Mahindra & Mahindra (M&M), India's fourth-largest passenger carmaker, has hinted at a likely price increase of its range of vehicles over the next few months in the wake of rising commodity prices.
The manufacturer, which was recently reported to have slashed jobs in its North American operations, may cut them further even as it gets ready to launch its off-roader vehicle Roxor.
Speaking to the media in a virtual post-earning press conference, Rajesh Jejurikar, Executive Director Automotive & Farm Sectors, Mahindra & Mahindra, said, "We have just taken some price increase in January and unless things come under control we would probably be taking one again in Q1 of the next financial year."
He was answering a question on the impact of increasing commodity prices and how the company was contriving to offset it.
Jejurikar further said, "We do try to mitigate this kind of commodity increase with other internal cost measures, both on material cost and value engineering, and managing fixed cost. So typically, when we have this kind of situation, we use multiple levers to manage".
Last month, the automaker announced a price increase of personal and commercial vehicles by around 1.9 per cent with immediate effect.
Commenting on the job cuts in the company's North American operations, he said the manpower rationalisation was not around the tractor business but was mainly around the product development centre in Detroit as M&M decided not to go ahead to bid for a contract of United States Postal Services.

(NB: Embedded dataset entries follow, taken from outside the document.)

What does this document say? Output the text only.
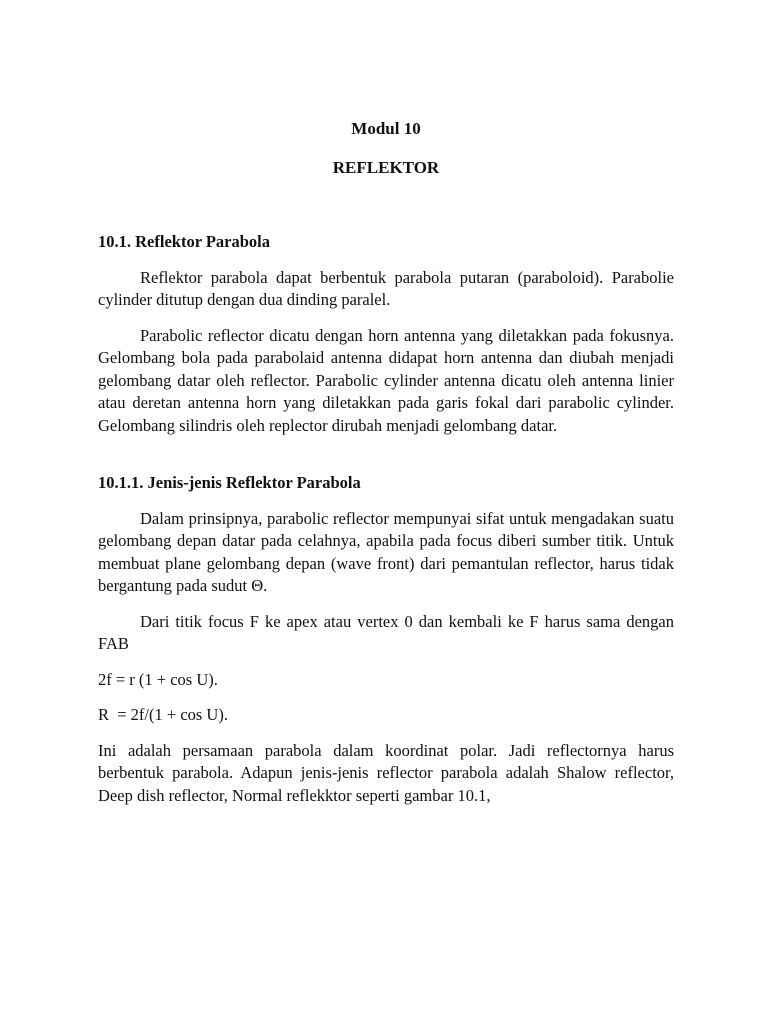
Modul 10
REFLEKTOR
10.1. Reflektor Parabola

Reflektor parabola dapat berbentuk parabola putaran (paraboloid). Parabolie cylinder ditutup dengan dua dinding paralel.

Parabolic reflector dicatu dengan horn antenna yang diletakkan pada fokusnya. Gelombang bola pada parabolaid antenna didapat horn antenna dan diubah menjadi gelombang datar oleh reflector. Parabolic cylinder antenna dicatu oleh antenna linier atau deretan antenna horn yang diletakkan pada garis fokal dari parabolic cylinder. Gelombang silindris oleh replector dirubah menjadi gelombang datar.

10.1.1. Jenis-jenis Reflektor Parabola

Dalam prinsipnya, parabolic reflector mempunyai sifat untuk mengadakan suatu gelombang depan datar pada celahnya, apabila pada focus diberi sumber titik. Untuk membuat plane gelombang depan (wave front) dari pemantulan reflector, harus tidak bergantung pada sudut Θ.

Dari titik focus F ke apex atau vertex 0 dan kembali ke F harus sama dengan FAB

2f = r (1 + cos U).

R  = 2f/(1 + cos U).

Ini adalah persamaan parabola dalam koordinat polar. Jadi reflectornya harus berbentuk parabola. Adapun jenis-jenis reflector parabola adalah Shalow reflector, Deep dish reflector, Normal reflekktor seperti gambar 10.1,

"That team was not going to be doing the development work that was at the concept stage. So, it is really around that and has nothing to do with the tractor business," he added.
When asked if there are possibilities for further job cuts in the North American unit ahead of the planned launch of the off-roader Roxor, Jejurikar said, "We just got approval for the new Roxor model. We are working on a relaunch approach, Details not finalised but we may go for much more digital and there may hence be some manpower restructuring beyond what has already happened because there was no production rally happening in the last few months".
Stating that the relaunch of the new Roxor will take a few more months without sharing a definite timeline, Jejurikar said, "We will then be working on what exactly is the right resourcing for the launch. Manpower number is not finalised".
M&M Deputy Managing Director and Group CFO Anish Shah said the company has also rationalised manpower at the engineering services of the Italian unit Pininfarina as it had "excess count compared to what the market demand was."